Das Treffen des Bundeskanzlers Friedrich Merz mit dem US-Präsidenten Donald Trump vor versammelter Presse im Weißen Haus verlief für Merz durchaus erfolgreich. Das Ziel, auf dem internationalem Parkett nicht auszurutschen und keinen Skandal heraufzubeschwören, wurde erreicht. Mehr aber auch nicht.
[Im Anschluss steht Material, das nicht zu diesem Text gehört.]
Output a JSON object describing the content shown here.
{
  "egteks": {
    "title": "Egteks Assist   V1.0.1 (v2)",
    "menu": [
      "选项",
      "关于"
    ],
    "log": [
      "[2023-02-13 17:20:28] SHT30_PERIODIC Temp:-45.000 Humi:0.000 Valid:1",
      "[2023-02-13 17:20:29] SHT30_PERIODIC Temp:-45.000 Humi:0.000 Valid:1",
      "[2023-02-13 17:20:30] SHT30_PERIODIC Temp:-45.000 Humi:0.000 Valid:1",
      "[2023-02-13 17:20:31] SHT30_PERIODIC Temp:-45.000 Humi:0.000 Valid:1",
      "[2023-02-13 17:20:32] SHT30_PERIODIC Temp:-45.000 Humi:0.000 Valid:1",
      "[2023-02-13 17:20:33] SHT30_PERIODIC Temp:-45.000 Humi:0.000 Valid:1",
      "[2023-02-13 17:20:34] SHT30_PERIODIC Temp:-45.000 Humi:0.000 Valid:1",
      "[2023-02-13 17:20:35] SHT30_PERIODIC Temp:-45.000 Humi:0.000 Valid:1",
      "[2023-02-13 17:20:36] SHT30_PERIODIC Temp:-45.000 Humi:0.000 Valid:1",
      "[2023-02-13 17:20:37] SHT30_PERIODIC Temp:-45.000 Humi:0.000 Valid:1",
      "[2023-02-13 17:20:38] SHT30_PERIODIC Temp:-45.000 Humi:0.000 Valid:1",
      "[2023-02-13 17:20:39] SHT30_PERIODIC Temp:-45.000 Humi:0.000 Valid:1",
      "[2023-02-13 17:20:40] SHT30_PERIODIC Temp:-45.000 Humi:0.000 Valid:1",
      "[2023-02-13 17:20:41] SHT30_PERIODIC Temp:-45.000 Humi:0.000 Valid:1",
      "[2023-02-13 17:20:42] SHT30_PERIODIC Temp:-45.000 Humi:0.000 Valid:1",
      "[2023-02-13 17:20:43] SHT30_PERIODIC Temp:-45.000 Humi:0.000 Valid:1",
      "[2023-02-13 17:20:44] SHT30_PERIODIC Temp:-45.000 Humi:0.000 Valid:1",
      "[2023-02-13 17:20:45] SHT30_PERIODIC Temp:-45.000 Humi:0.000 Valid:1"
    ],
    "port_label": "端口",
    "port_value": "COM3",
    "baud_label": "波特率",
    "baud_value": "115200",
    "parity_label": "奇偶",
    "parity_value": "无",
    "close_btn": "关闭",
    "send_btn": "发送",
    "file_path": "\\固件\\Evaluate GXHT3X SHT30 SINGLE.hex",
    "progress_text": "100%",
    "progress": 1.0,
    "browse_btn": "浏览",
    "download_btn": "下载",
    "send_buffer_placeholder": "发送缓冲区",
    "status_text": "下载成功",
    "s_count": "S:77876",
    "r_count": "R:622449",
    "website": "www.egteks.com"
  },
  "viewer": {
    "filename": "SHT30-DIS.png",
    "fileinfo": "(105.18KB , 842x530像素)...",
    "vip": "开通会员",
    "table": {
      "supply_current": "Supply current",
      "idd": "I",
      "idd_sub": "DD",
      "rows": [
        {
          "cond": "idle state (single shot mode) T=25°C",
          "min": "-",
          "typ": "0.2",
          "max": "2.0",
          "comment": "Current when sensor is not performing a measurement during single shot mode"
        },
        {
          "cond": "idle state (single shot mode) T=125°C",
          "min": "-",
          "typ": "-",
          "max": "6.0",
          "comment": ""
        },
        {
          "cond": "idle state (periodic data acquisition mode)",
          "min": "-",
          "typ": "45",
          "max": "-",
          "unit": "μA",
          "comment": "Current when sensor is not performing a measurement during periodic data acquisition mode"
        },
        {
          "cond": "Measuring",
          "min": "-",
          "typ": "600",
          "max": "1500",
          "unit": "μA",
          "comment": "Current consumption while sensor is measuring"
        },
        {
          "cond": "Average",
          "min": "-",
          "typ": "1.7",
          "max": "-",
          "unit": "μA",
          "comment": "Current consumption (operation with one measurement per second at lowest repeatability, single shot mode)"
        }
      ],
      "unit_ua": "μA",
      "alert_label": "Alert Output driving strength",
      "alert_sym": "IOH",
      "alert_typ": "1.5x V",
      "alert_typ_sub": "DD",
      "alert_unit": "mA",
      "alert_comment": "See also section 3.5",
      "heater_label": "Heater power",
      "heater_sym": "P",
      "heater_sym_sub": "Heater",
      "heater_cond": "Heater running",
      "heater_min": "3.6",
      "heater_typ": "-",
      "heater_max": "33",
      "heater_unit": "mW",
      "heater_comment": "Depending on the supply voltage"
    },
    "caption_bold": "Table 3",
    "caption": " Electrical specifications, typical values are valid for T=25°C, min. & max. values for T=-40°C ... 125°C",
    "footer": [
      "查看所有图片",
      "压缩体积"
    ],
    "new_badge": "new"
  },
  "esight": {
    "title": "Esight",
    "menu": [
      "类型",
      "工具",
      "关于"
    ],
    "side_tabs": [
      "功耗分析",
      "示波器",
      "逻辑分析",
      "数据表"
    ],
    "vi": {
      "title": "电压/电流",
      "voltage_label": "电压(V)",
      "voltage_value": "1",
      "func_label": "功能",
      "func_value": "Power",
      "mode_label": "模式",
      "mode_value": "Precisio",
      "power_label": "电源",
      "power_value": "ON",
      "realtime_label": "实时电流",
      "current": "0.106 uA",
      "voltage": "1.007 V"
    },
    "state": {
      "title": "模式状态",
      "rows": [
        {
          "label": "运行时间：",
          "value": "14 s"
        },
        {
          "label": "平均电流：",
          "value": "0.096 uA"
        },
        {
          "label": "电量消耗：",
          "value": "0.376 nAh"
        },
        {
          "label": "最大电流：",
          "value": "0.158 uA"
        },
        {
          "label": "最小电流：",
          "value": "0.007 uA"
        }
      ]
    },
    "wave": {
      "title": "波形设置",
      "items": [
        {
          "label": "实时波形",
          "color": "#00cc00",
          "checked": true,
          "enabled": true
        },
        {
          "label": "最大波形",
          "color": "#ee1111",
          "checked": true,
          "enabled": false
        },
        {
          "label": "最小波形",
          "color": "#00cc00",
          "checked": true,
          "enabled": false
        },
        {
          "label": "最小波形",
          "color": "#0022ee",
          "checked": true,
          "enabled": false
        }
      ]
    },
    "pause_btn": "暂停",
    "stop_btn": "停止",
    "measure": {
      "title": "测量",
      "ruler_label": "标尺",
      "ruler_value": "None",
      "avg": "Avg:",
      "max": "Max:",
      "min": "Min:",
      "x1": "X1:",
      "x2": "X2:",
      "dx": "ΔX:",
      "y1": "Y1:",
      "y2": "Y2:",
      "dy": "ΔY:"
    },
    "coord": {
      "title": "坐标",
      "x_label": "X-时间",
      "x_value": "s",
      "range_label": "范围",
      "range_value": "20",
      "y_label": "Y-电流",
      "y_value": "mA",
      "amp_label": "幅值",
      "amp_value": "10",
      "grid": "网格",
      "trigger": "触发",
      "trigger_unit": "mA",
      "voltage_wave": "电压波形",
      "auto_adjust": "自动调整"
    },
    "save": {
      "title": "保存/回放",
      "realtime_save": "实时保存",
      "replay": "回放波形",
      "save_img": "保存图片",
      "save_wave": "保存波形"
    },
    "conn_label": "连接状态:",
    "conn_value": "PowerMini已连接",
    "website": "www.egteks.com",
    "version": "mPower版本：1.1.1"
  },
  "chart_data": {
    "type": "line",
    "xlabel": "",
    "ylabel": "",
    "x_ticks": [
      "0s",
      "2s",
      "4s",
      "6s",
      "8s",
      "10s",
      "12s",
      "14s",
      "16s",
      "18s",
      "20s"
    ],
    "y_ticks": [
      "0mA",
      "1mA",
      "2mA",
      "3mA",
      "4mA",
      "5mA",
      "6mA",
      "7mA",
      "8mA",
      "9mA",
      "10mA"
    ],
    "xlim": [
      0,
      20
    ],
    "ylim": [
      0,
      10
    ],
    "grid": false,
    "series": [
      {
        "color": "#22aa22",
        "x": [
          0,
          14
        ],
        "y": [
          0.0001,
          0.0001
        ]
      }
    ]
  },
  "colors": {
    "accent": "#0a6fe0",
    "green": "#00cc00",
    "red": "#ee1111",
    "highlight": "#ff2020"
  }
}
Dass Friedrich Merz glatt durchkam lag zum Großteil aber daran, dass Trump scheinbar keine Lust hatte auf die früheren Äußerungen des Kanzlers, USA wäre unter Trump ein unzuverlässiger Partner, USA würden die transatlantische Achse torpedieren usw. einzugehen. Trump blieb freundlich, gar freundschaftlich. Vielleicht hat die vom Merz überreichte Geburtsurkunde des Großvaters Trumps aus Kallstadt und der Golfschläger mit eingravierten Flaggen von USA und Deutschland Trump milde gestimmt, oder Trump lud seine Frust bereits zur Gänze über Musk ab, mit dem ein bedeutender Streit herrscht. Trump schien jedenfalls gute Laune zu haben.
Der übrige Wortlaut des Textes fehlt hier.